There is still plenty to learn about the natural climate system, and we have to be honest about the parts that we don't fully understand. The scientists I know are honest about this - after all, one can make a career out of exploring such uncertainties - each hole in what we know is a possible place to explore. Still, I'd say we understand enough to be reasonably confident in hypothesis (ii.) The models we have can reproduce past climates, and they represent spatial and temporal variations in important climatic indicators quite well. So, they're well calibrated. No, we don't understand everything yet, and we likely never will. That's why it is so important that the uncertainties not get lost in the argument - they must come along for the ride and be part of the discussion.

So if (ii.) is true, does that mean Adam Smith was wrong? Can human life not organize itself? Well, we know that free-market principles are great for promoting economic prosperity and peace in the relative short-term, but what happens when you add something long-term, like the harmful temperature increase that (probably) comes about from carbon dioxide emissions? Will this long-term cost really be calculated in anybody's spreadsheet? Will the self-made businessman really concern himself with future generations? What difference does it make to him that the temperature might increase by a couple of degrees in a century? This seems a matter of individual conscience, which will not take the form of one of Adam Smith's stabilizing economic feedback loops. There is nothing I can see in the code of rational-self interest that suggests that an independent businessman should concern himself with the world a hundred years from now, long after he is dead and gone. By the time high temperatures do become a concern for the businessperson, it will be much too late to do anything about it.

So then, doesn't it make sense to do something about climate change now, while we still can? Well, there are those who suggest that it is already too late, and that our money would be better spent combating disease and famine. I'm not sure, and I don't really want to get into the policy side of things right now. I just wanted to try and understand why conservatives get so steaming mad about climate change. To be overly simplistic about it, they're mad because someone suggested that they're wrong. Liberals broadly believe that conservatives might be mistaken about the world and how it works, and this makes them furious. Why else would they get so defensive?

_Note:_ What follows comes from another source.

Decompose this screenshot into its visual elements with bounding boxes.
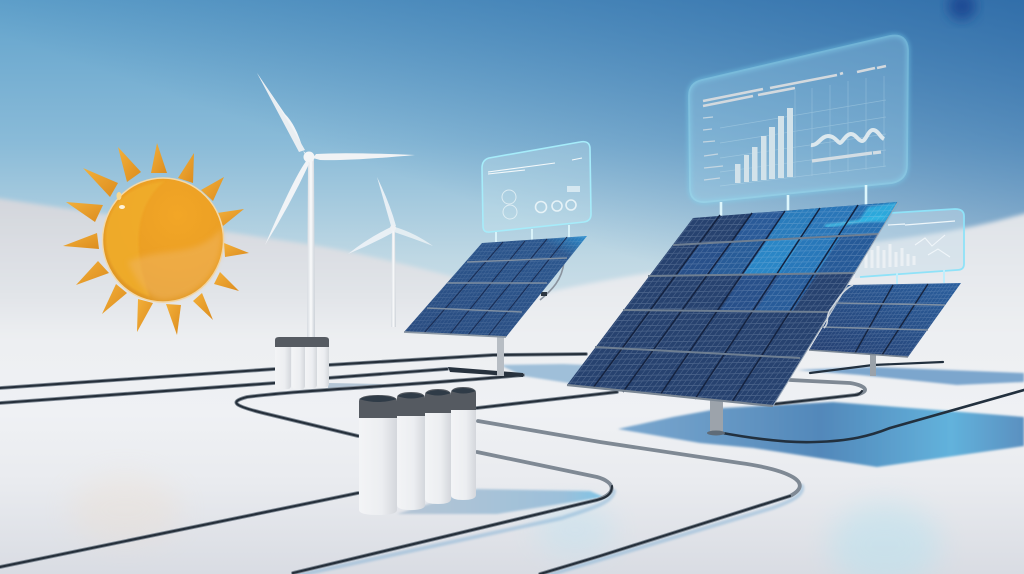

I used to be quite conservative myself. I believed in the power of the individual, his or her freedom to exercise her will in rational self-interest, in limited government interference, and hard work. I'm still shaped by a lot of those ideas, but these days I find myself willing to ponder if government can do some positive things. More on that later, perhaps.

Of course, all this logic rests on the traditional "conservative" and "liberal" stereotypes, which are meaningless political labels which obscure our individuality and lend little to fruitful debate. Still, I think this post got us somewhere. Maybe.